La suspension de la loi offre une fenêtre de 90 jours pour trouver un acheteur ou une solution alternative à l’interdiction. ByteDance, jusqu’à présent réticent à vendre TikTok, pourrait ainsi envisager un partenariat plutôt qu’une cession complète. Trump a également encouragé les fournisseurs d’internet et les boutiques d’applications à rétablir l’accès à TikTok, promettant une protection rétroactive contre les sanctions prévues par la loi.

L’application, connue pour son algorithme efficace de recommandation de contenu, a vu ses utilisateurs se tourner vers d’autres plateformes ou utiliser des VPN pour continuer à y accéder.
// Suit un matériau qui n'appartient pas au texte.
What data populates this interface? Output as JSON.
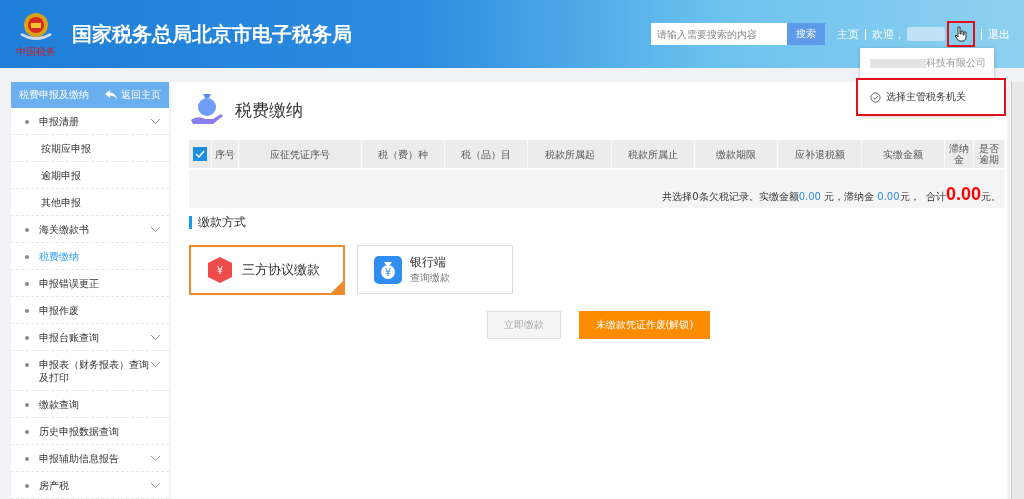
{
  "header": {
    "logo_caption": "中国税务",
    "title": "国家税务总局北京市电子税务局",
    "search": {
      "placeholder": "请输入需要搜索的内容",
      "button": "搜索"
    },
    "nav": {
      "home": "主页",
      "welcome": "欢迎，",
      "logout": "退出"
    },
    "user_menu": {
      "company": "科技有限公司",
      "items": [
        {
          "label": "选择主管税务机关",
          "highlighted": true
        }
      ]
    }
  },
  "sidebar": {
    "title": "税费申报及缴纳",
    "back": "返回主页",
    "items": [
      {
        "label": "申报清册",
        "expandable": true,
        "selected": false,
        "children": [
          {
            "label": "按期应申报",
            "selected": false
          },
          {
            "label": "逾期申报",
            "selected": false
          },
          {
            "label": "其他申报",
            "selected": false
          }
        ]
      },
      {
        "label": "海关缴款书",
        "expandable": true,
        "selected": false
      },
      {
        "label": "税费缴纳",
        "expandable": false,
        "selected": true
      },
      {
        "label": "申报错误更正",
        "expandable": false,
        "selected": false
      },
      {
        "label": "申报作废",
        "expandable": false,
        "selected": false
      },
      {
        "label": "申报台账查询",
        "expandable": true,
        "selected": false
      },
      {
        "label": "申报表（财务报表）查询及打印",
        "expandable": true,
        "selected": false
      },
      {
        "label": "缴款查询",
        "expandable": false,
        "selected": false
      },
      {
        "label": "历史申报数据查询",
        "expandable": false,
        "selected": false
      },
      {
        "label": "申报辅助信息报告",
        "expandable": true,
        "selected": false
      },
      {
        "label": "房产税",
        "expandable": true,
        "selected": false
      }
    ]
  },
  "page": {
    "title": "税费缴纳",
    "table": {
      "select_all_checked": true,
      "columns": [
        "序号",
        "应征凭证序号",
        "税（费）种",
        "税（品）目",
        "税款所属起",
        "税款所属止",
        "缴款期限",
        "应补退税额",
        "实缴金额",
        "滞纳金",
        "是否逾期"
      ]
    },
    "summary": [
      {
        "kind": "text",
        "text": "共选择0条欠税记录。实缴金额"
      },
      {
        "kind": "amount",
        "text": "0.00"
      },
      {
        "kind": "text",
        "text": " 元，滞纳金 "
      },
      {
        "kind": "amount",
        "text": "0.00"
      },
      {
        "kind": "text",
        "text": "元，  合计"
      },
      {
        "kind": "total",
        "text": "0.00"
      },
      {
        "kind": "text",
        "text": "元。"
      }
    ],
    "payment_section": "缴款方式",
    "methods": [
      {
        "kind": "tripartite",
        "icon_text": "¥",
        "title": "三方协议缴款",
        "selected": true
      },
      {
        "kind": "bank",
        "icon_text": "¥",
        "title": "银行端",
        "subtitle": "查询缴款",
        "selected": false
      }
    ],
    "buttons": [
      {
        "label": "立即缴款",
        "kind": "default",
        "disabled": true
      },
      {
        "label": "未缴款凭证作废(解锁)",
        "kind": "primary",
        "disabled": false
      }
    ]
  }
}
Le vent a tourné en faveur de TikTok ces derniers jours, avec un consensus politique se dessinant pour préserver l’application, malgré les préoccupations initiales sur la sécurité des données.

Des offres de rachat ont été faites, notamment par l’homme d’affaires Frank McCourt, qui propose 20 milliards de dollars pour les activités américaines de TikTok, excluant toutefois l’algorithme. De son côté, la start-up Perplexity AI a proposé une fusion valorisant TikTok à au moins 50 milliards de dollars. Ces propositions montrent un intérêt soutenu pour l’application, malgré les contraintes réglementaires.

La situation actuelle illustre la complexité des relations technologiques entre les États-Unis et la Chine, où les enjeux de sécurité nationale se mêlent aux intérêts économiques et à la liberté d’expression des utilisateurs. La décision de Trump pourrait redéfinir le cadre juridique et économique des applications de réseaux sociaux à l’échelle mondiale, tout en ouvrant la voie à une collaboration sino-américaine inédite dans le domaine numérique.